Two petals of a tulip on the sheets.

translated by Şehnaz Tahir-Gürçağlar

Awakening by Ahmet Hamdi Tanpınar

And now life’s desolate twilight hour starts
Beyond distant cypresses daylight departs.

The garden of spring don the brightest sun,
The river’s voice rises and then is gone.

The nightingale sings of love’s sorrows
While rings of fire burn the rims of the rose.

translated by Talat S. Halman

A Story of the Sea by Cahit Külebi

We shall always swim together in these blue waters
In this vervain sea that resembles your face.
Beating together, both my pulse and yours
Will strike at death and denounce darkness.
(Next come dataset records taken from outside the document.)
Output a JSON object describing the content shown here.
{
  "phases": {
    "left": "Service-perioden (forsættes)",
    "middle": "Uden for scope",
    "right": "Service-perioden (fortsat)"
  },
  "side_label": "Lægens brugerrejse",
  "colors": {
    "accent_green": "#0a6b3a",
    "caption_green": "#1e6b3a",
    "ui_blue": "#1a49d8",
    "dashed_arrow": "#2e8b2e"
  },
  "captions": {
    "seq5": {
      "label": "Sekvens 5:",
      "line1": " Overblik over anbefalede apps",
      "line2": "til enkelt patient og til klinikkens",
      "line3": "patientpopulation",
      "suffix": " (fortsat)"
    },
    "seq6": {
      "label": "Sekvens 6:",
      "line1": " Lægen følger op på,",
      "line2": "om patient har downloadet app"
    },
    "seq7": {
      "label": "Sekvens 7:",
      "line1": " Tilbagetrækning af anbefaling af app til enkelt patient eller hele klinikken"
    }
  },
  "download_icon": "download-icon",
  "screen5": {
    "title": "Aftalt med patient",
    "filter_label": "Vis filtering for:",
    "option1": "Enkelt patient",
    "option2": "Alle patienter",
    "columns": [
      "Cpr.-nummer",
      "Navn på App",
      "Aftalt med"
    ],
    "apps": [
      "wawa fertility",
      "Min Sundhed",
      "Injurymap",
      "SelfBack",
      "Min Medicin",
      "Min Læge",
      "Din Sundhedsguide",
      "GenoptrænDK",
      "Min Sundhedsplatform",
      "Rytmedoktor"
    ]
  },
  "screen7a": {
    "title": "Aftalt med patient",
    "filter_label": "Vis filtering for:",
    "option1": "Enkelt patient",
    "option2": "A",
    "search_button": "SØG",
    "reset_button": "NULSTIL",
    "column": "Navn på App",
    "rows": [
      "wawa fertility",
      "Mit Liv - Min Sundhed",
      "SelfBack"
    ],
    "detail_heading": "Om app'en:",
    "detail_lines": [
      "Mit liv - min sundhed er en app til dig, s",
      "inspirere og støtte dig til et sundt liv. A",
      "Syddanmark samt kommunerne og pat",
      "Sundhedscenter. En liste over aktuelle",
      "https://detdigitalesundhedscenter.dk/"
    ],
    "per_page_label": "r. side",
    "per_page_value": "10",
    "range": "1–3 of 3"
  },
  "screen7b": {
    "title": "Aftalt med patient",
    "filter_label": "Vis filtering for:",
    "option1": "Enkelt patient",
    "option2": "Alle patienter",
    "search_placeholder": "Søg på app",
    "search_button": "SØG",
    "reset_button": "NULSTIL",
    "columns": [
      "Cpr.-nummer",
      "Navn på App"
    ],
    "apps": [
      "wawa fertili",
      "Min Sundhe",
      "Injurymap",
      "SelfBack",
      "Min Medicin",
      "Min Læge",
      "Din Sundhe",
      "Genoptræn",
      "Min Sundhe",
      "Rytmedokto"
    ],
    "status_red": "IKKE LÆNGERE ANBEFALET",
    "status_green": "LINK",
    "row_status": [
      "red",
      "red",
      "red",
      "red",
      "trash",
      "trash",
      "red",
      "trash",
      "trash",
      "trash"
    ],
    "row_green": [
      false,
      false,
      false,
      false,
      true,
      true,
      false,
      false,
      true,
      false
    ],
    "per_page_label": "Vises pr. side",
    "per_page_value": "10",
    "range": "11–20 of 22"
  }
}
All the fish will chase us from the depths,
Saying Külebi is here now with his loved one.
Like a gull swooping from the vast horizon
The wind will drop shafts of light like pearls.

And the pearls will glitter around your neck,
On your chest and arms, like the words of my verses,
Sea anemone on your hair, your most secret parts,
Like rain, the stars will glide in your eyes.

Our love shall make these blue flames sacred.

translated by Talat S. Halman

Fear by Ahmet Hamdi Tanpınar

I have the fear of all things that end,
I am the Blue Eagle who drags the dawn
Along in his iron beak. . .
. . . . . . . . . . . .And life is caught
Within my claws like dangling emeralds
And deathlessness along my lovely swoop
Now bites the thirsty antelope of time.